Adopté en 1964 par le Congrès américain, le Title VII[72] est venu consacrer la règle de non-discrimination dans l’emploi. Suivant les termes de la loi, régie par l’Equal Employment Opportunity Commission, l’agence responsable de sa mise en oeuvre et de son respect[73], il est interdit « for an employer [...] to fail or refuse to hire [...] any individual because of such individual’s race, color, religion, sex or national origin »[74]. Cette règle de non-discrimination dans l’emploi est complétée dans les années suivantes par deux autres textes de loi : l’ADEA, adoptée en 1967 et destinée à reconnaître aux travailleurs américains plus âgés le droit de non-discrimination dans l’emploi reconnu trois ans plus tôt aux plus jeunes en vertu du Title VII, ainsi que l’ADA, édifiée en 1990 à partir d’une série de lois fédérales en matière de non-discrimination dans l’emploi édictées dans les décennies précédentes afin d’assurer la garantie des droits civils des personnes souffrant d’un handicap.

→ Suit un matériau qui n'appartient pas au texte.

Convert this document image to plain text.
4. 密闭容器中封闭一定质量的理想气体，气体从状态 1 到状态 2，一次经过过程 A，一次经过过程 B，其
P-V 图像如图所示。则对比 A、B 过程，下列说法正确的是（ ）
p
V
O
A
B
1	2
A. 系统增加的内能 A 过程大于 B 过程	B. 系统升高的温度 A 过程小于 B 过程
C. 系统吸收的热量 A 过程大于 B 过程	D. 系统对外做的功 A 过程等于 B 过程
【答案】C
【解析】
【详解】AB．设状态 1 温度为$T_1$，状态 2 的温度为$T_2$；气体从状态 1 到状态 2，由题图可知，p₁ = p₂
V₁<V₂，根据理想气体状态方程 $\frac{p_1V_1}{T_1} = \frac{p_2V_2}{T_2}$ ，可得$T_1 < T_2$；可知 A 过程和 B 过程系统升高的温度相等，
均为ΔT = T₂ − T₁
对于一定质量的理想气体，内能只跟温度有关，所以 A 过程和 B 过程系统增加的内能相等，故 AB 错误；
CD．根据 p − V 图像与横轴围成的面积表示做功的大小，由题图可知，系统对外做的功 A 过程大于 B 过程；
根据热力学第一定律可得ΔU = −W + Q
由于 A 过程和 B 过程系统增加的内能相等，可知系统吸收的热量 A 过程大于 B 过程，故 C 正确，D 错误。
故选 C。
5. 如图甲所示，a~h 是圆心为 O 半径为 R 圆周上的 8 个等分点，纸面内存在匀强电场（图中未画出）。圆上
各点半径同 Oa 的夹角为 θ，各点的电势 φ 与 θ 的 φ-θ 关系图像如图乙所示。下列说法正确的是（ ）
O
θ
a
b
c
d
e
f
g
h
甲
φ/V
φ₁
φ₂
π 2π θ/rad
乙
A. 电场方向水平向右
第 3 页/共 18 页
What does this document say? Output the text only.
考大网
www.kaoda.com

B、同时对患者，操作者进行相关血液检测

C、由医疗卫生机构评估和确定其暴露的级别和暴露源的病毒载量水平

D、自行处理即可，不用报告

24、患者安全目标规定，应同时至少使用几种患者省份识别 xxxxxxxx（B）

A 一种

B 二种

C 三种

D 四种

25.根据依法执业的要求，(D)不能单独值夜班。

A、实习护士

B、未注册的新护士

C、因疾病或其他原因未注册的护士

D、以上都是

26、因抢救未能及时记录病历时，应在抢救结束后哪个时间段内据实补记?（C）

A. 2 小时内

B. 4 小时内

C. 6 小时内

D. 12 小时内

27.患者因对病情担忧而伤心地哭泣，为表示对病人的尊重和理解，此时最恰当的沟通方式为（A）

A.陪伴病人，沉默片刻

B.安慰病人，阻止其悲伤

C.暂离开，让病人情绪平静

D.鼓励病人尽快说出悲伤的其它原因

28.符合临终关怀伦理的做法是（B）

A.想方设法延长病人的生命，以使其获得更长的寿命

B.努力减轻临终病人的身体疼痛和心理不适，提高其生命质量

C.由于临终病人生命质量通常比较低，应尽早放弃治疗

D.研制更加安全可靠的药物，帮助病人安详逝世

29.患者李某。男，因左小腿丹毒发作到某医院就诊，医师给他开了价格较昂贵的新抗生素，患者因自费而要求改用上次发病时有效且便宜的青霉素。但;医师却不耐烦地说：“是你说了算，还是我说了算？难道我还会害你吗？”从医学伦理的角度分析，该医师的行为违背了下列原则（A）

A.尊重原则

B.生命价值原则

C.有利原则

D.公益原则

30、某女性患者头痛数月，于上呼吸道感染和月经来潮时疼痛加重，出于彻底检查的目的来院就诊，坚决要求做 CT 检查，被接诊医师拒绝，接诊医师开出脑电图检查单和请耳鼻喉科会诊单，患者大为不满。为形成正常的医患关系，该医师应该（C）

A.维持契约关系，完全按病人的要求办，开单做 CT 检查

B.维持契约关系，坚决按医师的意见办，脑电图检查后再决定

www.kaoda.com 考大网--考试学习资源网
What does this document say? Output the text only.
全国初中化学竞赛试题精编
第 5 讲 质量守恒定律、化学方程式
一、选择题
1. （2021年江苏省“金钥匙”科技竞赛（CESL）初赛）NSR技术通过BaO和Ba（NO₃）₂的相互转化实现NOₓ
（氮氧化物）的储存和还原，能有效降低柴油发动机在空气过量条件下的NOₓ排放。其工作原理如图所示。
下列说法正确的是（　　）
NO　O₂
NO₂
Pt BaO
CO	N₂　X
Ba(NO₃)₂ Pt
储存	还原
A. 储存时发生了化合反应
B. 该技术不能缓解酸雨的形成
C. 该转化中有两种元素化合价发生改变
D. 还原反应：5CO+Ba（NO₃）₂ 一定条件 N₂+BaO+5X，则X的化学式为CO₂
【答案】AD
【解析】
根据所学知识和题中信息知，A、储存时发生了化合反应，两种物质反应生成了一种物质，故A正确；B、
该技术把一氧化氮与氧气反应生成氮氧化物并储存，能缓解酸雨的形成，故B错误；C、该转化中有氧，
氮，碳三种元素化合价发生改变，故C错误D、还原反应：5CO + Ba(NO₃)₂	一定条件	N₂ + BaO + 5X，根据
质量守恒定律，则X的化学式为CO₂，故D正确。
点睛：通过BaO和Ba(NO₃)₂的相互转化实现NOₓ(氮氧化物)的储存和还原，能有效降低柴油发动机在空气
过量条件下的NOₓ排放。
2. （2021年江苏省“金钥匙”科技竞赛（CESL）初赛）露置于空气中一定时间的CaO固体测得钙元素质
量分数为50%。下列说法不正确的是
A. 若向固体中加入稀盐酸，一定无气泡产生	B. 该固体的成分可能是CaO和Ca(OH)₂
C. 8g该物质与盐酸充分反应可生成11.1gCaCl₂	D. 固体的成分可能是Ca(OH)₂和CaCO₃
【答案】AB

L’ADEA ne comporte, dans sa version initiale, aucune clause établissant une portée autre que territoriale. Pour cette raison, les tribunaux appelés à se prononcer sur son application juridique concluent que l’ADEA n’avait pas de portée au-delà des frontières du territoire américain[75]. C’est en réponse à cette jurisprudence que le Congrès américain décide, en 1984, de modifier explicitement les termes de l’ADEA de manière à rendre son application extraterritoriale non équivoque.

Par ailleurs, nonobstant l’intention claire du Congrès de favoriser une interprétation libérale du Titre VII[76] et en dépit d’une jurisprudence d’instances inférieures à l’effet contraire[77], la Cour suprême des États-Unis refuse de lui reconnaître toute portée extraterritoriale dans l’arrêt EEOC c. Arabian American Oil Co. [ci-après Aramco][78]. Dans cette affaire rendue en 1991, la plus haute instance du pays n’a pas en effet retenu l’argument à l’effet que le principe de non-discrimination énoncé dans le Title VII pouvait être invoqué par des citoyens américains travaillant à l’étranger pour le compte d’une société américaine[79]. La réaction du Congrès est immédiate. Dans les mois suivant la décision Aramco, le Title VII de même que l’ADA sont amendés de façon à ne plus laisser planer aucun doute sur leur portée extraterritoriale[80]. Modelés sur les dispositions extraterritoriales incorporées à l’ADEA en 1984, ces amendements au Title VII et à l’ADA ont pour objet : (i) d’élargir la notion d’employé de manière à inclure « [any] individual who is a citizen of the United States employed by an employer in a workplace in a foreign country » ; (ii) d’étendre l’application du Title VII et de l’ADA aux sociétés étrangères contrôlées par une ETN américaine ; et (iii) d’énoncer les quatre facteurs applicables (interrelations des opérations, administration commune, contrôle centralisé des relations de travail et propriété conjointe/contrôle financier des deux entités), afin de déterminer si une société étrangère est assujettie au contrôle d’une ETN américaine[81].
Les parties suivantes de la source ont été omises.